La Cour d’appel de Bordeaux, chambre sociale, le 24 mai 2012, statue sur un litige né d’un licenciement pour refus d’un déclassement disciplinaire. Un salarié engagé comme chauffeur-livreur voit son contrat transféré et est promu chef de quai. Des tensions apparaissent rapidement concernant le paiement d’heures supplémentaires. L’employeur lui inflige un avertissement puis un déclassement en janvier 2009 pour insuffisances professionnelles. Le salarié refuse cette rétrogradation et est licencié en février 2009. Le Conseil de prud’hommes a jugé le licenciement justifié. Le salarié fait appel. La Cour d’appel doit déterminer si le licenciement est fondé sur une cause réelle et sérieuse et statuer sur des demandes annexes relatives aux heures supplémentaires et au travail dissimulé. Elle infirme le jugement sur le caractère injustifié du licenciement et retient la qualification de travail dissimulé.

La décision opère un contrôle rigoureux des griefs invoqués par l’employeur et consacre une application stricte des règles probatoires en matière disciplinaire. Elle rappelle que « le juge à qui il appartient d’apprécier la régularité de la procédure suivie et le caractère réel et sérieux des motifs invoqués par l’employeur, forme sa conviction au vu des éléments fournis par les parties ». La Cour examine ainsi chaque grief énoncé dans la lettre de sanction du 6 janvier 2009. Elle constate pour la plupart d’entre eux un défaut de preuve suffisante de la part de l’employeur. Par exemple, concernant l’oubli de positions lors d’un chargement, elle estime qu’un « bordereau établi par l’employeur est produit, celui-ci est insuffisant pour établir des faits » que le salarié conteste. Cette analyse détaillée conduit la Cour à considérer que les insuffisances reprochées « ne peuvent en aucun cas justifier son déclassement, d’autant que nombre d’entre elles ne sont pas établies avec certitude ». Le refus du salarié étant justifié, le licenciement qui en découle est sans cause réelle et sérieuse. Cette approche manifeste un strict respect du principe selon lequel, en cas de doute, « il profite au salarié ». Elle rappelle la charge de preuve pesant sur l’employeur qui doit rapporter des éléments objectifs et précis pour fonder une sanction.

Par ailleurs, la Cour procède à une requalification des faits en retenant la qualification de travail dissimulé. Elle s’appuie sur l’article L. 8221-5 du code du travail qui réprime le fait de « mentionner sur [le bulletin de paie] un nombre d’heures de travail inférieur à celui réellement accompli ». La Cour relève que l’employeur avait reconnu par écrit l’existence de « pas mal d’heures supplémentaires » et s’était engagé à les régulariser. Or, il « ne justifie pas avoir procédé à la régularisation de ces heures » et ne produit aucun relevé horaire. Elle en déduit que « c’est intentionnellement que l’employeur a omis de mentionner sur les bulletins de paie […] les heures supplémentaires effectivement réalisées dont il avait une parfaite connaissance ». Cette qualification entraîne l’octroi de l’indemnité forfaitaire de six mois de salaire prévue à l’article L. 8223-1. Cette solution est remarquable car elle montre que la reconnaissance d’heures supplémentaires dues par le juge peut, lorsque la preuve de l’intention de dissimuler est rapportée, basculer dans la qualification plus grave de travail dissimulé. La Cour sanctionne ainsi sévèrement un manquement délibéré aux obligations de transparence sur le temps de travail.

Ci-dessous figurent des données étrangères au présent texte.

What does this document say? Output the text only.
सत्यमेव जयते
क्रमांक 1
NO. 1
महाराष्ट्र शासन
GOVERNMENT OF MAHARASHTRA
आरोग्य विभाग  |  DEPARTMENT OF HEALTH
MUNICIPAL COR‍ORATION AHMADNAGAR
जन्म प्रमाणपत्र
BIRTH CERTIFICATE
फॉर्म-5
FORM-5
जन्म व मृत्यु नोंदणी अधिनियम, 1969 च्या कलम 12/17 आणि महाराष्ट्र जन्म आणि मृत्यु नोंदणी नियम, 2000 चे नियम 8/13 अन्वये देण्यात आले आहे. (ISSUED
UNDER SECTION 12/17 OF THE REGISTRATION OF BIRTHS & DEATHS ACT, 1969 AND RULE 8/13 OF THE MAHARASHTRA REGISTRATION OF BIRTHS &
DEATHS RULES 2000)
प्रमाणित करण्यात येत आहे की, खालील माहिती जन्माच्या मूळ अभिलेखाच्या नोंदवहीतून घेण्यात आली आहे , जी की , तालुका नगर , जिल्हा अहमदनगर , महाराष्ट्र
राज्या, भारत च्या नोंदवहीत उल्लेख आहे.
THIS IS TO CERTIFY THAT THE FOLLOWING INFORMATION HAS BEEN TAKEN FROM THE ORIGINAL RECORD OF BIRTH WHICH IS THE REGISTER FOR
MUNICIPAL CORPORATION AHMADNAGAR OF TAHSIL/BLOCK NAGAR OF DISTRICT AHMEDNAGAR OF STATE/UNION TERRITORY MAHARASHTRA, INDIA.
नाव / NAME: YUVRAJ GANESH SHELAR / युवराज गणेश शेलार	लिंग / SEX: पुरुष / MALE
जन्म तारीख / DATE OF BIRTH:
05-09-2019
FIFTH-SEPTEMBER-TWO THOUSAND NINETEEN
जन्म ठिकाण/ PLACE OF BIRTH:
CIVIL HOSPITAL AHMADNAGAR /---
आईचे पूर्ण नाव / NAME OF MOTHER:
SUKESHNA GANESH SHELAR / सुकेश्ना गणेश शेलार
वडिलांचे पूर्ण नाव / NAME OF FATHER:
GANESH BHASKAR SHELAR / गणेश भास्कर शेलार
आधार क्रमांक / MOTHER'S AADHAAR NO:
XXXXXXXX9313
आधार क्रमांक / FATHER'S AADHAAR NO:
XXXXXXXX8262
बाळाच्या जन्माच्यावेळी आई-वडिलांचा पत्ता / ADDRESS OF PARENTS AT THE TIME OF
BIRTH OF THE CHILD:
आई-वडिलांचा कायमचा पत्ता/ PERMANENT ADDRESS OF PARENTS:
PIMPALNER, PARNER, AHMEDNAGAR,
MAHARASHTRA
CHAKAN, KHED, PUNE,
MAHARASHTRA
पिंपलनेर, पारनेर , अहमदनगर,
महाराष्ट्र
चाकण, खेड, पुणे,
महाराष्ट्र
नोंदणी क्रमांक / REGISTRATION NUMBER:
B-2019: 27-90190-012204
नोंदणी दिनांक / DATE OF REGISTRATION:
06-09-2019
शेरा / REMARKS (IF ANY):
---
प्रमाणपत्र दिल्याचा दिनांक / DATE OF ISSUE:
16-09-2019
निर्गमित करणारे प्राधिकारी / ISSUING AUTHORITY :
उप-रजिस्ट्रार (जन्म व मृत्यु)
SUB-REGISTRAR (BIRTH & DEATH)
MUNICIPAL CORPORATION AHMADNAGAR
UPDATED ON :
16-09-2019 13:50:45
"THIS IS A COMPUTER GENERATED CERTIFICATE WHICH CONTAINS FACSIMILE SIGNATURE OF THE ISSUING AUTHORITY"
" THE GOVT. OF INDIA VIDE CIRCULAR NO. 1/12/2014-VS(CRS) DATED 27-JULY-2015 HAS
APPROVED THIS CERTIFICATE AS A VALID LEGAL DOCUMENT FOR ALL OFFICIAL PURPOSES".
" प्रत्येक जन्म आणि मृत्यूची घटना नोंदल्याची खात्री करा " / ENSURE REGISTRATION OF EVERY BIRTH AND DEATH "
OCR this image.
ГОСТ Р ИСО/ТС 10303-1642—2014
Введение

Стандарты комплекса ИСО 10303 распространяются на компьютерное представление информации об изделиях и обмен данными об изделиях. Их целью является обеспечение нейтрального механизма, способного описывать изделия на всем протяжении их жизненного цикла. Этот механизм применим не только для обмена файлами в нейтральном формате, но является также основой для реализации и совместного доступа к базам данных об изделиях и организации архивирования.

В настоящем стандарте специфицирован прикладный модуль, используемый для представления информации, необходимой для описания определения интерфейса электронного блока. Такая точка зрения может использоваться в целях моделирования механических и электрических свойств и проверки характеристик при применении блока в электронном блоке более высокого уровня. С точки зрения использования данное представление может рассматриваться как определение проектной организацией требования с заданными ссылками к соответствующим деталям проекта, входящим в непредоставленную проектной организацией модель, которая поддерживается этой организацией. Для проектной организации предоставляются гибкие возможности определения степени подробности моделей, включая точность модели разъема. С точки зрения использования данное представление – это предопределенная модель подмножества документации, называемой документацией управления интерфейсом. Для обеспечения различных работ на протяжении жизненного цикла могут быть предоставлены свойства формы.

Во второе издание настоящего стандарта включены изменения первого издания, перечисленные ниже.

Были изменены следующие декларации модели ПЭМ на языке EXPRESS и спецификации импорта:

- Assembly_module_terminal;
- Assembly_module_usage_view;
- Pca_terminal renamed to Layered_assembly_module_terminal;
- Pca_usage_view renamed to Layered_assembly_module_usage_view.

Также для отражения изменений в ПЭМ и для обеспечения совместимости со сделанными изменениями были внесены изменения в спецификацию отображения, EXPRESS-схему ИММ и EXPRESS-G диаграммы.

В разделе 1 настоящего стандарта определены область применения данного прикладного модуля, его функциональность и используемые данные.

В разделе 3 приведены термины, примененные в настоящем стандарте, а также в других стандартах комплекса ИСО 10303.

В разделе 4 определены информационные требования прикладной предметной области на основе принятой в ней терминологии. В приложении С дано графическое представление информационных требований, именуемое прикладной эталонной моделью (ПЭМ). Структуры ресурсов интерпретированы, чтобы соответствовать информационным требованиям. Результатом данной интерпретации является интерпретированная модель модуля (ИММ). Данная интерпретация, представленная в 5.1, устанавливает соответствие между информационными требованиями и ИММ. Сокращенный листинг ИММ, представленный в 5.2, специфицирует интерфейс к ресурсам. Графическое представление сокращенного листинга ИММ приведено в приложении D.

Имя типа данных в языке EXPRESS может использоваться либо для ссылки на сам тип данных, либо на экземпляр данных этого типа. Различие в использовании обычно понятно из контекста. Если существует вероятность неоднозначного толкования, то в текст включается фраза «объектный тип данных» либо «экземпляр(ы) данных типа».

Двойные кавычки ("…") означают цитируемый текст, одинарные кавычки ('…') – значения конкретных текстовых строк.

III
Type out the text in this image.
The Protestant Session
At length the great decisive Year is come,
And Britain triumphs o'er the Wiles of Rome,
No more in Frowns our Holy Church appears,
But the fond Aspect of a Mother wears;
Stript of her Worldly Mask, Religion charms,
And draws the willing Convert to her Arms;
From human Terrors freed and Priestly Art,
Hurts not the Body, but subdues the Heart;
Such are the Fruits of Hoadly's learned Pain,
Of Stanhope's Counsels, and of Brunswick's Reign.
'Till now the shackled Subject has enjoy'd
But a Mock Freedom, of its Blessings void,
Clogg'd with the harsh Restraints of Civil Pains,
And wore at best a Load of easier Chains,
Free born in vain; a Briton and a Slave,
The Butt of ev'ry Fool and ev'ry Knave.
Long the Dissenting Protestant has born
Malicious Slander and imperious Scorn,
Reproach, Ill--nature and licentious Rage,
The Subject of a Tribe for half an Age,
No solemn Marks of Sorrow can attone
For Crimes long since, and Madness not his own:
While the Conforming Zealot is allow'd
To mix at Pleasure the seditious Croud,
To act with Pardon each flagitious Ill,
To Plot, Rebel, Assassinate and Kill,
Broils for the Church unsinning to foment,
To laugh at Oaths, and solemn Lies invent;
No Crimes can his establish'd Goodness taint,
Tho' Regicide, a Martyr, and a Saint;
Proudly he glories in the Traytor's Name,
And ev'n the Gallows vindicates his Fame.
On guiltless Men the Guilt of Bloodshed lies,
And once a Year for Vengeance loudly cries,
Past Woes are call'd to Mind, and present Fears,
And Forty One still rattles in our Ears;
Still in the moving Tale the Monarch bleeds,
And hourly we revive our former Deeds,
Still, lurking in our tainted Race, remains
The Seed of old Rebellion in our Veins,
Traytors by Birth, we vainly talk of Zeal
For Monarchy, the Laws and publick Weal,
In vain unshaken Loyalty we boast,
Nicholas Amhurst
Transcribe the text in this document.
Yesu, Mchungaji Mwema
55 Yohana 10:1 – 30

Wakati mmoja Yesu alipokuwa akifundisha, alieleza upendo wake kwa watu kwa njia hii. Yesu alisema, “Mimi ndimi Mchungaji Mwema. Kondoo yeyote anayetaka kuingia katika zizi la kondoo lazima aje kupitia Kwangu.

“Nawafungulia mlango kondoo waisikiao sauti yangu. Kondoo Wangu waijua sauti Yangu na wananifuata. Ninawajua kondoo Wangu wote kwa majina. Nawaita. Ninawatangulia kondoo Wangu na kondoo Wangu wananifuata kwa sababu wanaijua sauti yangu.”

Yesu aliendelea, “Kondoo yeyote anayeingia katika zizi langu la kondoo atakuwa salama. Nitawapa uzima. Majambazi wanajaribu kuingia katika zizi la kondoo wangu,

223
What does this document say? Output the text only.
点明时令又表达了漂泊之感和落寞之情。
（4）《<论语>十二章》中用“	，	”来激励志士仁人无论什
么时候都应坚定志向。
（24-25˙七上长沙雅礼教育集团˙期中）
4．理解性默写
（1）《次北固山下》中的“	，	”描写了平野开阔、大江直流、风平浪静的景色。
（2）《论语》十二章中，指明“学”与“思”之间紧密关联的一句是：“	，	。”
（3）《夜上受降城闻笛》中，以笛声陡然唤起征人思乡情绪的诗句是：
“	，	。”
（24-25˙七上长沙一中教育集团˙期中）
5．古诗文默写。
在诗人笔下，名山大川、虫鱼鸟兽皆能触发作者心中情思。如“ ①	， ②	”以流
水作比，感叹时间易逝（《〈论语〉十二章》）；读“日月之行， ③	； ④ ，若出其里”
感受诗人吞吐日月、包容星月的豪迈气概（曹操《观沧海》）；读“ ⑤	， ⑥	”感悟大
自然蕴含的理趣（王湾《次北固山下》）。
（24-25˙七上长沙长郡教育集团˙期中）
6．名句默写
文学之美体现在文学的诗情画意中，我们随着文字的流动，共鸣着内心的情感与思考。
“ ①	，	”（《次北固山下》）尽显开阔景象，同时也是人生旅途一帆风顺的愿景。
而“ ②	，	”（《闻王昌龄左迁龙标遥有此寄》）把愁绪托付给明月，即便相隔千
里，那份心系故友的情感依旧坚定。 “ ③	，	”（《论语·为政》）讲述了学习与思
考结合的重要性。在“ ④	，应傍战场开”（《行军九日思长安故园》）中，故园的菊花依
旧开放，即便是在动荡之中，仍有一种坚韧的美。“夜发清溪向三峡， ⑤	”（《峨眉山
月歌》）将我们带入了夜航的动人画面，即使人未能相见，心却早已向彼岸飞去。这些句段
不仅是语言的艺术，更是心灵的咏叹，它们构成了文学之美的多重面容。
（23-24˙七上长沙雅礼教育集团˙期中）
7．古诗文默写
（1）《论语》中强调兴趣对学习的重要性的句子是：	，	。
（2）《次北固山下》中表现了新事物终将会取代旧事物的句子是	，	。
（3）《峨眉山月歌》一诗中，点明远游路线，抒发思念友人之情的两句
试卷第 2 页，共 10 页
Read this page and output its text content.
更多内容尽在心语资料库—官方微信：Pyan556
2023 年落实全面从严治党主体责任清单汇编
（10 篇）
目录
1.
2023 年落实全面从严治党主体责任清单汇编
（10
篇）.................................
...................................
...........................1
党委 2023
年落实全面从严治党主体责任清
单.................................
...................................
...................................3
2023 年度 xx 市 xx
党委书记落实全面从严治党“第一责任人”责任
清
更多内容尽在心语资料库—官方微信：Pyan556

La portée de cet arrêt est significative en droit du travail. D’une part, il renforce les garanties procédurales du salarié en matière disciplinaire en exigeant de l’employeur une démonstration concrète et étayée de chaque grief. Un simple énoncé de faits dans une lettre, sans preuve objective, est insuffisant. D’autre part, il offre une arme juridique puissante contre les pratiques de dissimulation d’heures travaillées. En permettant le cumul de l’indemnité pour licenciement sans cause réelle et sérieuse et de l’indemnité forfaitaire pour travail dissimulé, la décision a une vertu dissuasive certaine. Elle rappelle que la violation des règles sur le décompte du temps de travail peut engager la responsabilité pénale de l’employeur. Cette sévérité répond à un impératif de lutte contre le travail non déclaré et protège efficacement le salarié face à des pratiques déloyales. L’arrêt s’inscrit ainsi dans une jurisprudence soucieuse d’un rééquilibrage des rapports de force au sein de la relation de travail.

Source : Cour de cassation – Base Open Data « Judilibre » & « Légifrance ».